Now an art teacher at a Queensland college, Delia has managed to build a new life for herself and to create a family of her own. Only more and more that life is slipping: her partner, Ed, has gone, her daughter, Olive, is distancing herself, and, all of a sudden, in the middle of a blinding heatwave, her sixteen-year-old son, Charlie, disappears too.

Suddenly what was buried feels close to the surface, and the Rabbits are faced not only with each other, but also with themselves.

The Rabbits is a multigenerational family story with a dose of magical realism. It is about family secrets, art, very mild superpowers, loneliness and the strange connections we make in the places we least expect.

Review

Right from page one of this distinctive new novel by debut author Sophie Overett, I had the strangest feeling that I was in an Alice in Wonderland-type story. There’s a sense of oppression, the feeling of being watched, the keen sense that something very wrong is about to happen. It’s hot inside this book. Very hot. People are sweating. Clothes stick to their backs. Food is constantly going off and stinking. There are maggots squirming on the kitchen floor. Everyday family life is mixed in with a level teaspoon of surrealism.

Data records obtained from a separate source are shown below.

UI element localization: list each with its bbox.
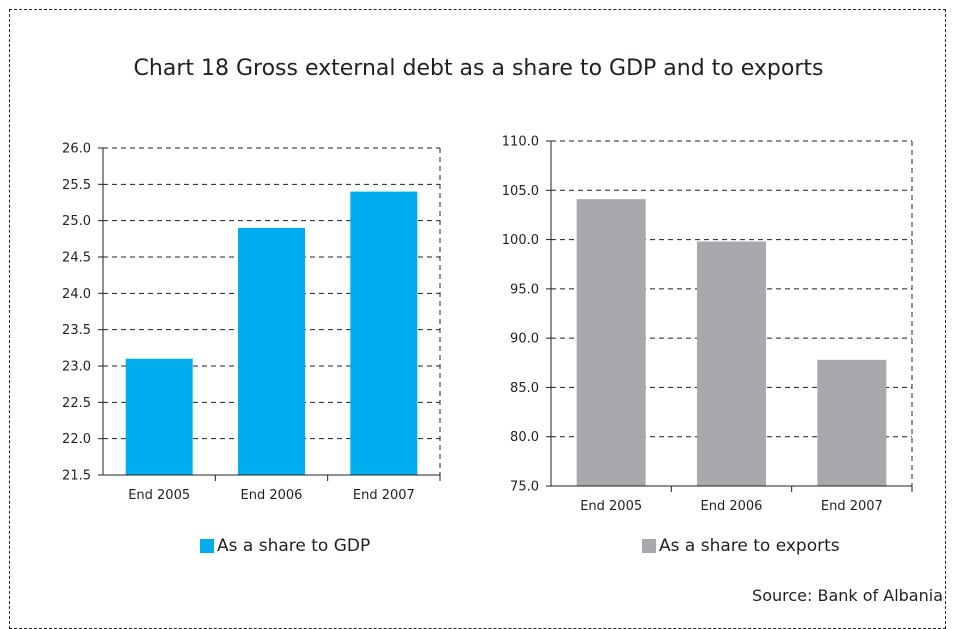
y-tick-label: 95.0	[510, 282, 539, 297]
chart-gdp: 21.5 22.0 22.5 23.0 23.5 24.0 24.5 25.0 25.5 26.0…	[62, 142, 441, 503]
chart-title: Chart 18 Gross external debt as a share …	[133, 56, 824, 81]
bar-exports-3	[817, 359, 887, 486]
y-tick-label: 23.5	[62, 323, 91, 338]
source-note: Source: Bank of Albania	[752, 586, 943, 605]
y-tick-label: 23.0	[62, 360, 91, 375]
y-tick-label: 105.0	[502, 184, 539, 199]
x-tick-label: End 2006	[701, 499, 763, 514]
charts-canvas: 21.5 22.0 22.5 23.0 23.5 24.0 24.5 25.0 25.5 26.0…	[62, 135, 913, 514]
legend-exports: As a share to exports	[642, 536, 840, 556]
y-tick-label: 75.0	[510, 480, 539, 495]
legend-label-exports: As a share to exports	[659, 536, 840, 556]
bar-exports-1	[576, 199, 646, 486]
legend-swatch-exports	[642, 539, 656, 553]
x-tick-label: End 2005	[128, 488, 190, 503]
y-tick-label: 21.5	[62, 469, 91, 484]
y-tick-label: 100.0	[502, 233, 539, 248]
bar-exports-2	[697, 241, 766, 486]
y-tick-label: 110.0	[502, 135, 539, 150]
x-tick-label: End 2007	[353, 488, 415, 503]
legend-gdp: As a share to GDP	[200, 536, 370, 556]
y-tick-label: 22.0	[62, 432, 91, 447]
y-tick-label: 25.0	[62, 214, 91, 229]
y-tick-label: 26.0	[62, 142, 91, 157]
y-tick-label: 22.5	[62, 396, 91, 411]
y-tick-label: 25.5	[62, 178, 91, 193]
x-tick-label: End 2005	[580, 499, 642, 514]
y-tick-label: 90.0	[510, 332, 539, 347]
bar-gdp-3	[350, 191, 418, 475]
y-tick-label: 85.0	[510, 381, 539, 396]
y-tick-label: 80.0	[510, 430, 539, 445]
bar-gdp-1	[125, 358, 193, 475]
legend-label-gdp: As a share to GDP	[217, 536, 371, 556]
bar-gdp-2	[238, 227, 305, 475]
x-tick-label: End 2006	[241, 488, 303, 503]
legend-swatch-gdp	[200, 539, 214, 553]
x-tick-label: End 2007	[821, 499, 883, 514]
chart-exports: 75.0 80.0 85.0 90.0 95.0 100.0 105.0 110.0 End 2…	[502, 135, 913, 514]
y-tick-label: 24.5	[62, 251, 91, 266]
y-tick-label: 24.0	[62, 287, 91, 302]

Centred around the disappearance of Charlie Rabbit, The Rabbits is a twisted tale of family dysfunction, but at the same time thuddingly suburban. Charlie’s mother Delia is having an inappropriate affair with one of her art students. His sister Olive seems determined to piss off everyone in her orbit. The youngest child Benjamin is struggling to get anyone’s attention. And that’s before we discover that Charlie Rabbit hasn’t exactly disappeared – well, he has, but not in the conventional sense that the police and his family think. Added to Charlie’s disappearing act, is the unsettling fact that Charlie’s aunt, Bo, also went missing years ago.

This is a book that compels you to keep reading, late into the night, because you want to know what the hell is going on. It’s no surprise Overett’s manuscript for The Rabbits won the Penguin Literary Prize in 2020. The writing is deft and agile, the concept is original, the craftsmanship impressive. This is a writer who actually creates physical sensations inside the reader with her descriptions and her sense of doom. But it’s a doom that is balanced with lightness and a sense that maybe everything will work out in the end. This is a truly original story that will keep you hooked right through to the delicious ending.


Gabrielle Williams works as a bookseller at Readings Malvern, is the Grants Officer for the Readings Foundation, and is the Prize Manager for The Readings Prize.